As Arena Football Insider reports, the big hurdle was the expense of a potential trip to Richmond for the league’s championship game. According to Richmond owner Fornario, the Roughriders spent $18,000 all-in for their game in Macon last month, so that establishes the neighborhood Adkins was looking at. He’d also have some costs in the 75-minute drive up the Interstate to Buford. Assuming maximum per-game salaries allowed by the league and throwing in some player per diems and coaches’ salaries, this beat-down of the Atlanta Havoc would have been as economical as it was presumptive, capping Adkins’ postseason bill at less than $25,000. Instead, he exercised his “option to not participate in the playoffs”, according to the memo sent to the AAL.
“A team opt-out is a polite way of saying they folded,” said Fornario when Fifty Yarder asked if such a right had been granted to AAL owners.
So, how did things ever get this far? From the blame pie each of us bakes after hearing any bomshell news, Adkins will be served a hefty piece. Many in the Doom organization will slice another for the AAL, claiming somehow that they’ve been victimized by a predisposition to a Roughriders-Havoc showdown as if Adkins’ alligator arms were pinned from reaching for the postseason tab. While we’re at it, how about one for the Doom players? After all, they were too damned good and their Paul Newman act screwed up Adkins’ vision of becoming the Charlestown Chiefs of the AAL.
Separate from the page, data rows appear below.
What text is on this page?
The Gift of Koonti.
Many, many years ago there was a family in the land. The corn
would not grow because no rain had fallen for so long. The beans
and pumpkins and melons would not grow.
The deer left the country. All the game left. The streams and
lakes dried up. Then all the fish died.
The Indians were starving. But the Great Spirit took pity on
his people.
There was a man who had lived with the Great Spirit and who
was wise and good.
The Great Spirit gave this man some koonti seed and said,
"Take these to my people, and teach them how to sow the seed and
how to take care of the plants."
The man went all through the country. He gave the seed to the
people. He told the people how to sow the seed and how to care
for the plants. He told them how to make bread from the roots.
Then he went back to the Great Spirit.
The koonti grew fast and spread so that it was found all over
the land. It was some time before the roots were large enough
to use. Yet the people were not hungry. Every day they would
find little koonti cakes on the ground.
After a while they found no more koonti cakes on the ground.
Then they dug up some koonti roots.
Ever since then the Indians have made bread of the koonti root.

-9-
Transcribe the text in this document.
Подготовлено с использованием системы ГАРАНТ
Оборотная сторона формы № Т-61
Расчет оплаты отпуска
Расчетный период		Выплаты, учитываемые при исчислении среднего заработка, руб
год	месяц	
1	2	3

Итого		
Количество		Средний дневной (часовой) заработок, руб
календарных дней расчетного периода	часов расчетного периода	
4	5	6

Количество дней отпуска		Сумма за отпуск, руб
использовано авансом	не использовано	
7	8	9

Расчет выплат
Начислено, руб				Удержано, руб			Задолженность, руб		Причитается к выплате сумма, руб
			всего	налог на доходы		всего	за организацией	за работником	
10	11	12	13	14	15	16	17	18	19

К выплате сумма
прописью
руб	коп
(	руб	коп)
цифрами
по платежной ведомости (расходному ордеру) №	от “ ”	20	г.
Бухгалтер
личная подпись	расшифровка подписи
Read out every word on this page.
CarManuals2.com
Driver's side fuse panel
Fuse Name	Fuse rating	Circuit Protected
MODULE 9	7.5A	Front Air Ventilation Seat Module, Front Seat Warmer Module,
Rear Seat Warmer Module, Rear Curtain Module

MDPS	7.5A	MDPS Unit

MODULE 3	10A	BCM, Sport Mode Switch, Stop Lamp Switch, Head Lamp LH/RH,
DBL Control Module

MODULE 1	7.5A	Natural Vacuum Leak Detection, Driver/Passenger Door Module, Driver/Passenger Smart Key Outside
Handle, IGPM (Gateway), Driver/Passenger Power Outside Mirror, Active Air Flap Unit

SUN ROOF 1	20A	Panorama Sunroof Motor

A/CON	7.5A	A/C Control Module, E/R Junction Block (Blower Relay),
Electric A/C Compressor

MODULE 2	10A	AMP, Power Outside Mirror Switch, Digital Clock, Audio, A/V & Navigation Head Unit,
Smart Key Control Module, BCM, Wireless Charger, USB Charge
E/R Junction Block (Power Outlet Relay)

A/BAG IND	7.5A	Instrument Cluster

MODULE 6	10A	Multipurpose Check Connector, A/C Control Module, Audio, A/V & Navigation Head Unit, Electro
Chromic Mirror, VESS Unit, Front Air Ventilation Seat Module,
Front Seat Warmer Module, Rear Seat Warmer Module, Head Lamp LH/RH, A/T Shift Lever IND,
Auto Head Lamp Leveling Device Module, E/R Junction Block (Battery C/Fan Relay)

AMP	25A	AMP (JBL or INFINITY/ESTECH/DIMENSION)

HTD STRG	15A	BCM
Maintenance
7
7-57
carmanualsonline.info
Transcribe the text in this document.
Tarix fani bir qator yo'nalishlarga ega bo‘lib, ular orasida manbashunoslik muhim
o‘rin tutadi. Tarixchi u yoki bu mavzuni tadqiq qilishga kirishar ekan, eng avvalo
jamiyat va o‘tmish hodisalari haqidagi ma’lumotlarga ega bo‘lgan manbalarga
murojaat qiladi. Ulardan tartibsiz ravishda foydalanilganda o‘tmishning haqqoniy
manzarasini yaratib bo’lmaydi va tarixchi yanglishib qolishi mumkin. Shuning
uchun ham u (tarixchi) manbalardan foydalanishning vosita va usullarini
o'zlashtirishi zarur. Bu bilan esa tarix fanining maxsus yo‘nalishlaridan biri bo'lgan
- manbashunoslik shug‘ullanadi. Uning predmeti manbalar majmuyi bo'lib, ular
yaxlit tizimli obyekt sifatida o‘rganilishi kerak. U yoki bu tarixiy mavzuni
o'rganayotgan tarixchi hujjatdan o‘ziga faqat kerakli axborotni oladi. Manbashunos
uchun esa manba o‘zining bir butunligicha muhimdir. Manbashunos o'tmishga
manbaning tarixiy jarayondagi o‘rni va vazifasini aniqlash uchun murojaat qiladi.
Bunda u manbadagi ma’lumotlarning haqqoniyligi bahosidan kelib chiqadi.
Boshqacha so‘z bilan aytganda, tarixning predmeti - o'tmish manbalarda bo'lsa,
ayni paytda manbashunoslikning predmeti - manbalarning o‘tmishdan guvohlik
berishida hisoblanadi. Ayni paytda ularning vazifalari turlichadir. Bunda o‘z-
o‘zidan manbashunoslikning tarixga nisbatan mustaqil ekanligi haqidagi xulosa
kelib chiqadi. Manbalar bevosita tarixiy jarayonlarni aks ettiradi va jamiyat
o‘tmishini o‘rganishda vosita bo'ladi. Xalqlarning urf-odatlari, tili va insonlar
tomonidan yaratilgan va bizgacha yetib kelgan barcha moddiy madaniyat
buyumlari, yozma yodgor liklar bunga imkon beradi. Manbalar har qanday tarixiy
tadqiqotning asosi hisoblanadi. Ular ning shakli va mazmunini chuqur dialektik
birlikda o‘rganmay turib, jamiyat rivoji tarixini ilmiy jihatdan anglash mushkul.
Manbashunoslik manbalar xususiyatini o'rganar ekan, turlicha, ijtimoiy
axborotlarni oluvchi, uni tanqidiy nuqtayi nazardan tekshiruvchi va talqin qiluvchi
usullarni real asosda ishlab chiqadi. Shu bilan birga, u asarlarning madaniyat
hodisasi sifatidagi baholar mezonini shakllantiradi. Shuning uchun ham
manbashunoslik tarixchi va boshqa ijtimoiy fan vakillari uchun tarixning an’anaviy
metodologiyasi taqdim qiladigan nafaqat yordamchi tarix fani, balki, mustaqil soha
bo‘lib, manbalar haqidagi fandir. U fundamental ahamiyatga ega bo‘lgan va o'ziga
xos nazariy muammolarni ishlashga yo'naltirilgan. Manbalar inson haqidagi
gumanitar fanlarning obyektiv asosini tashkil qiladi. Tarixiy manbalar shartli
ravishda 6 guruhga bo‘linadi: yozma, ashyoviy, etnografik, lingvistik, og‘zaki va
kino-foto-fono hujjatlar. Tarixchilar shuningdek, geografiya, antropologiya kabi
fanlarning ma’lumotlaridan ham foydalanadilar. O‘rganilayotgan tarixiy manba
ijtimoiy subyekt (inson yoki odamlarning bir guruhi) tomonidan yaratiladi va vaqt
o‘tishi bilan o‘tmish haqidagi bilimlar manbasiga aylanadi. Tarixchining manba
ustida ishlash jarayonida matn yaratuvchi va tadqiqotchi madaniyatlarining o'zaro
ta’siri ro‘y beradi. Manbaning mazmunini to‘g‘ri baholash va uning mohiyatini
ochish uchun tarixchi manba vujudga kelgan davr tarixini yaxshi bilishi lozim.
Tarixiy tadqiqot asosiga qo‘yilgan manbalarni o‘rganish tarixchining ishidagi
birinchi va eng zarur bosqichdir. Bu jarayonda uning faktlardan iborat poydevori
But after all the cutting and serving, there’s a heap of pie left on the plate. That belongs to the good people of Macon.
Last November Adkins asked for their help, telling the Macon Telegraph, “community support is what’s going to help us make this a successful and long-lasting organization.” And they responded with lip-service support, telling him they were excited to have arena football back after an 11-year hiatus. So, what happened?
By-and-large, the business community did their part. There were promotional events galore and barely any vacant dasher board panels lining the field at the Macon Centreplex. Advertisers financially supported DSBN Sports’ livestream coverage, and that couldn’t be cheap given it’s the best in the business.
But in a metropolitan area of 229,000 in the heart of Football America that hosts one of the best venues in the AAL, attendence at the Centeplex never passed 1,600 people, averaging around 1,200. That’s nine empty seats for every one occupied.
Don’t blame Adkins or the Doom for that. They did everything from being a constant community presence to running appreciation nights for college students, teachers, and the military. Hell, you could buy a $15 ticket to see NAL-caliber talent and have a kid get in free.
It’s unfortunate to see a community resource wasted, especially one that is among the dozen best arena teams on the East Coast. In the end, Maconites seemingly preferred Saturdays of meat-and-threes over first-and-tens. It’s a pity tgar their apathy will in part deprive the rest of us of a great postseason.